Behind us, the secret tunnel yawns like the maw of some beast, but no one seems to be following immediately. Maybe Snake-Oil's mercs decided we weren't worth a chase into the sewers in the middle of a storm. Or maybe they're circling around to intercept elsewhere. Either way, we can't stay here.

I take one shaky breath, the cool rain plastering my hair to my forehead. My limbs feel like lead now that the rush of battle is fading. Martinez looks not much better—he's pale under the streetlamp glow, one hand pressed to his side where I suspect he's bleeding under that jacket. But his eyes meet mine, and there's a fierce light in them.

"You saved my ass, Bale," he rasps. "Didn't think I'd see daylight again." He extends a hand, slick with blood and rain.

I clasp it firmly. "Likewise. You holding together?"

He shrugs with a wince. "I've had worse." A blatant lie, but I let it slide.

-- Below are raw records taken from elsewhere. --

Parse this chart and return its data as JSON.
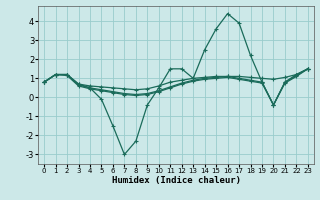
{
  "xlabel": "Humidex (Indice chaleur)",
  "bg_color": "#cce8e8",
  "grid_color": "#99cccc",
  "line_color": "#1a6b5a",
  "xlim": [
    -0.5,
    23.5
  ],
  "ylim": [
    -3.5,
    4.8
  ],
  "xticks": [
    0,
    1,
    2,
    3,
    4,
    5,
    6,
    7,
    8,
    9,
    10,
    11,
    12,
    13,
    14,
    15,
    16,
    17,
    18,
    19,
    20,
    21,
    22,
    23
  ],
  "yticks": [
    -3,
    -2,
    -1,
    0,
    1,
    2,
    3,
    4
  ],
  "series": [
    [
      0.8,
      1.2,
      1.2,
      0.7,
      0.5,
      -0.1,
      -1.5,
      -3.0,
      -2.3,
      -0.4,
      0.5,
      1.5,
      1.5,
      1.0,
      2.5,
      3.6,
      4.4,
      3.9,
      2.2,
      0.8,
      -0.4,
      0.8,
      1.2,
      1.5
    ],
    [
      0.8,
      1.2,
      1.2,
      0.7,
      0.6,
      0.55,
      0.5,
      0.45,
      0.4,
      0.45,
      0.6,
      0.8,
      0.9,
      1.0,
      1.05,
      1.1,
      1.1,
      1.1,
      1.05,
      1.0,
      0.95,
      1.05,
      1.2,
      1.5
    ],
    [
      0.8,
      1.2,
      1.2,
      0.65,
      0.5,
      0.4,
      0.3,
      0.2,
      0.15,
      0.2,
      0.35,
      0.55,
      0.75,
      0.9,
      1.0,
      1.05,
      1.1,
      1.0,
      0.9,
      0.8,
      -0.4,
      0.8,
      1.15,
      1.5
    ],
    [
      0.8,
      1.2,
      1.15,
      0.6,
      0.45,
      0.35,
      0.25,
      0.15,
      0.1,
      0.15,
      0.3,
      0.5,
      0.7,
      0.85,
      0.95,
      1.0,
      1.05,
      0.95,
      0.85,
      0.75,
      -0.4,
      0.75,
      1.1,
      1.5
    ]
  ]
}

We share a brief, weary smirk. Both of us are half-dead, clinging to life out of sheer spite.

Above the distant wail of sirens and hum of the city, I hear a new sound—rotors. Possibly a police drone or private security chopper, drawn by the gunfire back at Silvio's compound. We definitely don't want to be here when they arrive.

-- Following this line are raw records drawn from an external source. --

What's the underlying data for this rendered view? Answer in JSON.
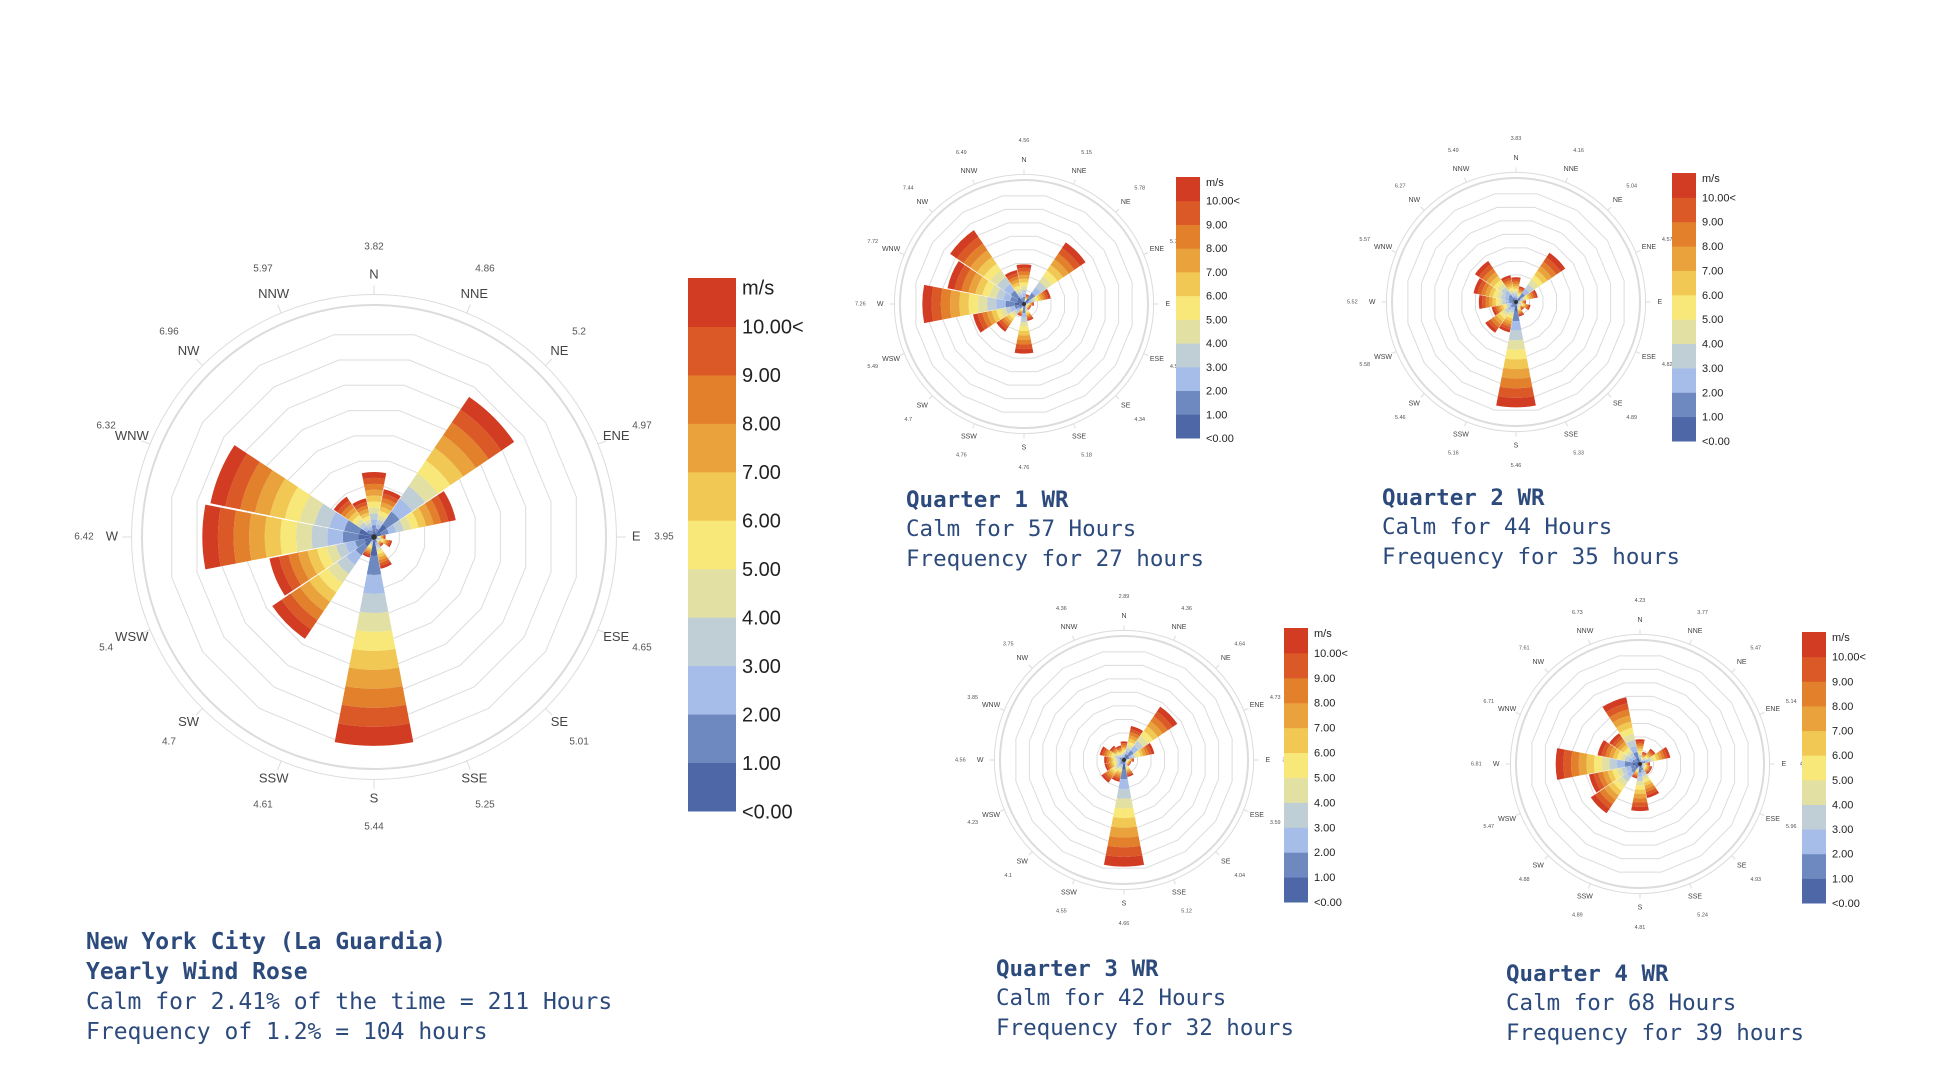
{
  "colors": {
    "scale": [
      "#4e67a6",
      "#6e88c0",
      "#a7bde9",
      "#c0ced6",
      "#e3e0a4",
      "#f8e87a",
      "#f1c853",
      "#e9a23c",
      "#e2802c",
      "#db5927",
      "#d23c22"
    ],
    "grid": "#dcdcdc",
    "caption": "#2c4a7c"
  },
  "captions": {
    "main": {
      "line1": "New York City (La Guardia)",
      "line2": "Yearly Wind Rose",
      "line3": "Calm for 2.41% of the time = 211 Hours",
      "line4": "Frequency of 1.2% = 104 hours"
    },
    "q1": {
      "title": "Quarter 1 WR",
      "calm": "Calm for 57 Hours",
      "freq": "Frequency for 27 hours"
    },
    "q2": {
      "title": "Quarter 2 WR",
      "calm": "Calm for 44 Hours",
      "freq": "Frequency for 35 hours"
    },
    "q3": {
      "title": "Quarter 3 WR",
      "calm": "Calm for 42 Hours",
      "freq": "Frequency for 32 hours"
    },
    "q4": {
      "title": "Quarter 4 WR",
      "calm": "Calm for 68 Hours",
      "freq": "Frequency for 39 hours"
    }
  },
  "chart_data": [
    {
      "id": "main",
      "type": "wind-rose",
      "unit": "m/s",
      "legend_labels": [
        "<0.00",
        "1.00",
        "2.00",
        "3.00",
        "4.00",
        "5.00",
        "6.00",
        "7.00",
        "8.00",
        "9.00",
        "10.00<"
      ],
      "directions": [
        "N",
        "NNE",
        "NE",
        "ENE",
        "E",
        "ESE",
        "SE",
        "SSE",
        "S",
        "SSW",
        "SW",
        "WSW",
        "W",
        "WNW",
        "NW",
        "NNW"
      ],
      "direction_values": [
        "3.82",
        "4.86",
        "5.2",
        "4.97",
        "3.95",
        "4.65",
        "5.01",
        "5.25",
        "5.44",
        "4.61",
        "4.7",
        "5.4",
        "6.42",
        "6.32",
        "6.96",
        "5.97"
      ],
      "petal_lengths": [
        0.28,
        0.21,
        0.73,
        0.36,
        0.05,
        0.08,
        0.05,
        0.14,
        0.9,
        0.09,
        0.53,
        0.46,
        0.74,
        0.72,
        0.21,
        0.17
      ]
    },
    {
      "id": "q1",
      "type": "wind-rose",
      "unit": "m/s",
      "legend_labels": [
        "<0.00",
        "1.00",
        "2.00",
        "3.00",
        "4.00",
        "5.00",
        "6.00",
        "7.00",
        "8.00",
        "9.00",
        "10.00<"
      ],
      "directions": [
        "N",
        "NNE",
        "NE",
        "ENE",
        "E",
        "ESE",
        "SE",
        "SSE",
        "S",
        "SSW",
        "SW",
        "WSW",
        "W",
        "WNW",
        "NW",
        "NNW"
      ],
      "direction_values": [
        "4.56",
        "5.15",
        "5.78",
        "5.75",
        "3.71",
        "4.54",
        "4.34",
        "5.18",
        "4.76",
        "4.76",
        "4.7",
        "5.49",
        "7.26",
        "7.72",
        "7.44",
        "6.49"
      ],
      "petal_lengths": [
        0.32,
        0.08,
        0.6,
        0.22,
        0.08,
        0.06,
        0.06,
        0.14,
        0.4,
        0.1,
        0.27,
        0.42,
        0.82,
        0.63,
        0.72,
        0.28
      ]
    },
    {
      "id": "q2",
      "type": "wind-rose",
      "unit": "m/s",
      "legend_labels": [
        "<0.00",
        "1.00",
        "2.00",
        "3.00",
        "4.00",
        "5.00",
        "6.00",
        "7.00",
        "8.00",
        "9.00",
        "10.00<"
      ],
      "directions": [
        "N",
        "NNE",
        "NE",
        "ENE",
        "E",
        "ESE",
        "SE",
        "SSE",
        "S",
        "SSW",
        "SW",
        "WSW",
        "W",
        "WNW",
        "NW",
        "NNW"
      ],
      "direction_values": [
        "3.83",
        "4.16",
        "5.04",
        "4.57",
        "4.23",
        "4.82",
        "4.89",
        "5.33",
        "5.46",
        "5.16",
        "5.46",
        "5.58",
        "5.52",
        "5.57",
        "6.27",
        "5.49"
      ],
      "petal_lengths": [
        0.2,
        0.13,
        0.48,
        0.18,
        0.08,
        0.12,
        0.08,
        0.12,
        0.85,
        0.25,
        0.3,
        0.2,
        0.3,
        0.35,
        0.4,
        0.22
      ]
    },
    {
      "id": "q3",
      "type": "wind-rose",
      "unit": "m/s",
      "legend_labels": [
        "<0.00",
        "1.00",
        "2.00",
        "3.00",
        "4.00",
        "5.00",
        "6.00",
        "7.00",
        "8.00",
        "9.00",
        "10.00<"
      ],
      "directions": [
        "N",
        "NNE",
        "NE",
        "ENE",
        "E",
        "ESE",
        "SE",
        "SSE",
        "S",
        "SSW",
        "SW",
        "WSW",
        "W",
        "WNW",
        "NW",
        "NNW"
      ],
      "direction_values": [
        "2.89",
        "4.36",
        "4.64",
        "4.73",
        "3.29",
        "3.59",
        "4.04",
        "5.12",
        "4.66",
        "4.55",
        "4.1",
        "4.23",
        "4.56",
        "3.85",
        "3.75",
        "4.36"
      ],
      "petal_lengths": [
        0.15,
        0.28,
        0.52,
        0.25,
        0.08,
        0.06,
        0.06,
        0.14,
        0.86,
        0.18,
        0.22,
        0.16,
        0.16,
        0.2,
        0.14,
        0.12
      ]
    },
    {
      "id": "q4",
      "type": "wind-rose",
      "unit": "m/s",
      "legend_labels": [
        "<0.00",
        "1.00",
        "2.00",
        "3.00",
        "4.00",
        "5.00",
        "6.00",
        "7.00",
        "8.00",
        "9.00",
        "10.00<"
      ],
      "directions": [
        "N",
        "NNE",
        "NE",
        "ENE",
        "E",
        "ESE",
        "SE",
        "SSE",
        "S",
        "SSW",
        "SW",
        "WSW",
        "W",
        "WNW",
        "NW",
        "NNW"
      ],
      "direction_values": [
        "4.23",
        "3.77",
        "5.47",
        "5.14",
        "4.4",
        "5.96",
        "4.93",
        "5.24",
        "4.81",
        "4.89",
        "4.88",
        "5.47",
        "6.81",
        "6.71",
        "7.61",
        "6.73"
      ],
      "petal_lengths": [
        0.2,
        0.1,
        0.15,
        0.25,
        0.08,
        0.1,
        0.1,
        0.28,
        0.38,
        0.12,
        0.48,
        0.42,
        0.68,
        0.35,
        0.3,
        0.55
      ]
    }
  ]
}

"We gotta disappear," I say, already guiding him down the alley, away from the warehouse. "Quick and quiet."

Martinez nods, and together, supporting each other, we vanish into the labyrinthine backstreets. Heavy rain washes the blood from our clothes, but it can't wash away the grim knowledge hanging between us: Silvio is gone, Snake-Oil has taken everything, and something bigger is at play. I feel the hard outline of the data shard pressed against my chest in my coat pocket. Whatever's on it, Silvio thought it was worth hiding. Worth dying for, maybe. Once we're safe, I'm going to find out why.

For now, we fade into the neon-soaked darkness, two battered ghosts slipping free of the graveyard that was once Pizza Plaza. The night is far from over.